Preparation of Low-Carbon Sediments from the Mississippi River and Certain Tributaries for Solid-state CPMAS 13C NMR Analysis

Abstract

The nature of organic carbon in aquatic sediments and soils with low carbon contents and significant contents of paramagnetic elements such as iron and manganese is difficult to assess by solid-state, cross-polarization magic angle spinning (CPMAS) 13C nuclear magnetic resonance (NMR) spectrometry because of the inherent low sensitivity of 13C NMR analyses, and band broadening and sensitivity losses caused by paramagnetic elements. Other investigators have addressed this problem in the analysis of soils by enriching the organic carbon content by flotation, by magnetic separation of paramagnetic minerals, and by chemical reduction of iron by stannous chloride and sodium dithionite.
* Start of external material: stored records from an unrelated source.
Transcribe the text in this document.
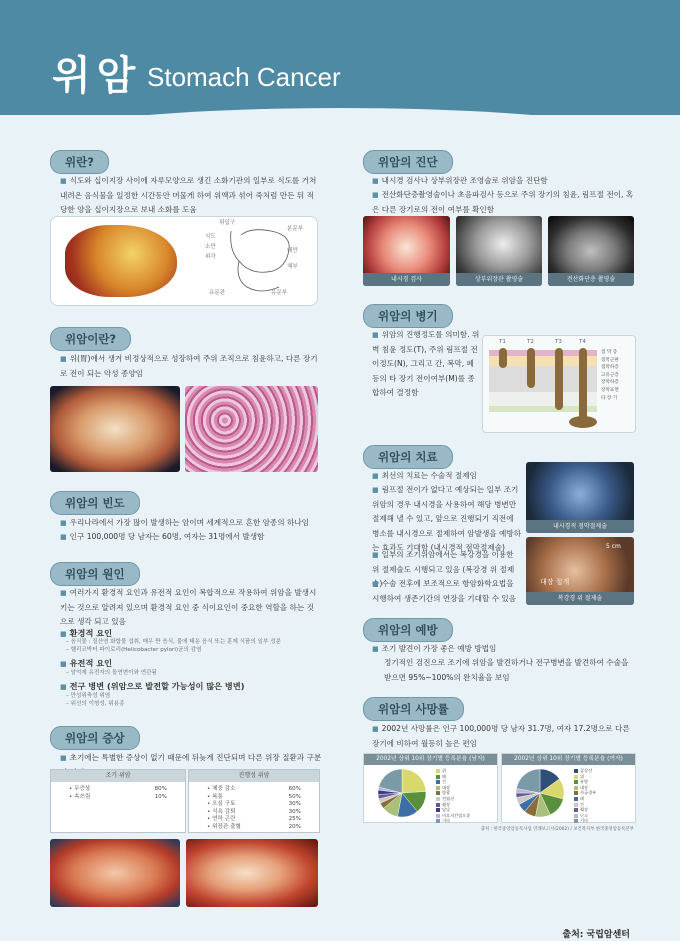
위암 Stomach Cancer
위란?
■ 식도와 십이지장 사이에 자루모양으로 생긴 소화기관의 일부로 식도를 거쳐 내려온 음식물을 일정한 시간동안 머물게 하여 위액과 섞어 죽처럼 만든 뒤 적당한 양을 십이지장으로 보내 소화를 도움
위입구
식도
소만
위각
분문부
대만
체부
유문관	유문부
위암이란?
■ 위(胃)에서 생겨 비정상적으로 성장하여 주위 조직으로 침윤하고, 다른 장기로 전이 되는 악성 종양임
위암의 빈도
■ 우리나라에서 가장 많이 발생하는 암이며 세계적으로 흔한 암종의 하나임
■ 인구 100,000명 당 남자는 60명, 여자는 31명에서 발생함
위암의 원인
■ 여러가지 환경적 요인과 유전적 요인이 복합적으로 작용하여 위암을 발생시키는 것으로 알려져 있으며 환경적 요인 중 식이요인이 중요한 역할을 하는 것으로 생각 되고 있음
■ 환경적 요인
– 음식물 : 질산염 화합물 섭취, 매우 짠 음식, 불에 태운 음식 또는 훈제 식품의 일부 성분
– 헬리코박터 파이로리(Helicobacter pylori)균의 감염
■ 유전적 요인
– 암억제 유전자의 돌연변이와 연관됨
■ 전구 병변 (위암으로 발전할 가능성이 많은 병변)
– 만성위축성 위염
– 위선의 이형성, 위용종
위암의 증상
■ 초기에는 특별한 증상이 없기 때문에 뒤늦게 진단되며 다른 위장 질환과 구분
조기 위암
• 무증상	80%
• 속쓰림	10%
진행성 위암
• 체중 감소	60%
• 복통	50%
• 오심 구토	30%
• 식욕 감퇴	30%
• 연하 곤란	25%
• 위장관 출혈	20%
위암의 진단
■ 내시경 검사나 상부위장관 조영술로 위암을 진단함
■ 전산화단층촬영술이나 초음파검사 등으로 주위 장기의 침윤, 림프절 전이, 혹은 다른 장기로의 전이 여부를 확인함
내시경 검사	상부위장관 촬영술	전산화단층 촬영술
위암의 병기
■ 위암의 진행정도를 의미함. 위벽 침윤 정도(T), 주위 림프절 전이정도(N), 그리고 간, 복막, 폐 등의 타 장기 전이여부(M)를 종합하여 결정함
T1	T2	T3	T4
점 막 층
점막근판
점막하층
고유근층
장막하층
장막표면
타 장 기
위암의 치료
■ 최선의 치료는 수술적 절제임
■ 림프절 전이가 없다고 예상되는 일부 조기 위암의 경우 내시경을 사용하여 해당 병변만 절제해 낼 수 있고, 앞으로 진행되기 직전에 병소를 내시경으로 절제하여 암발생을 예방하는 효과도 기대함 (내시경적 점막절제술)
■ 일부의 조기위암에서는 복강경을 이용한 위 절제술도 시행되고 있음 (복강경 위 절제술)
■ 수술 전후에 보조적으로 항암화학요법을 시행하여 생존기간의 연장을 기대할 수 있음
내시경적 점막절제술
대장 절개
5 cm
복강경 위 절제술
위암의 예방
■ 조기 발견이 가장 좋은 예방 방법임
정기적인 검진으로 조기에 위암을 발견하거나 전구병변을 발견하여 수술을 받으면 95%~100%의 완치율을 보임
위암의 사망률
■ 2002년 사망률은 인구 100,000명 당 남자 31.7명, 여자 17.2명으로 다른 장기에 비하여 월등히 높은 편임
2002년 상위 10위 장기별 등록분율 (남자)
위
폐
간
대장
방광
전립선
췌장
담낭
비호지킨림프종
기타
2002년 상위 10위 장기별 등록분율 (여자)
갑상선
위
유방
대장
자궁경부
폐
간
췌장
난소
기타
출처 : 한국중앙암등록사업 연례보고서(2002) / 보건복지부 한국중앙암등록본부
출처: 국립암센터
In this study, they found that satisfactory 13C NMR spectra could be obtained if the C/Fe ratio was greater than 1 wt%. Each of the physical and chemical treatments used to increase the C/Fe ratio resulted in losses of organic matter and changes in the nature of organic matter through physical fractionation and chemical alteration. Suspended stream sediments frequently have equivalent contents of organic carbon and sesquioxide coatings with which the organic matter is associated. These sesquioxide coatings consist predominantly of iron and manganese oxyhydroxides that cause problems with NMR analyses. In this chapter we describe a method to enrich organic matter and remove iron and manganese from low-carbon sediments sampled from the Mississippi, Illinois, and Ohio Rivers with minimal loss and alteration of the organic matter. The second objective is to characterize the sedimentary organic matter by 13C NMR using recent advances that increase instrument sensitivity. Suspended and bed sediments were collected during a sampling cruise on the Mississippi River during May–June 1990. Fine bed sediments were collected in depositional regions of the river or tributaries with a pipe dredge. Suspended silts were collected using a continuous-flow centrifuge operated on board the Research Vessel Acadiana. Both bed sediments and suspended silts were freeze-dried prior to additional treatment procedures and NMR analyses. A flow chart of selective mineral dissolution procedures is presented in Figure 17.1. The acid pyrophosphate treatment6 was placed first in the sequence to remove calcium and magnesium minerals that would form insoluble oxalates in the following extraction.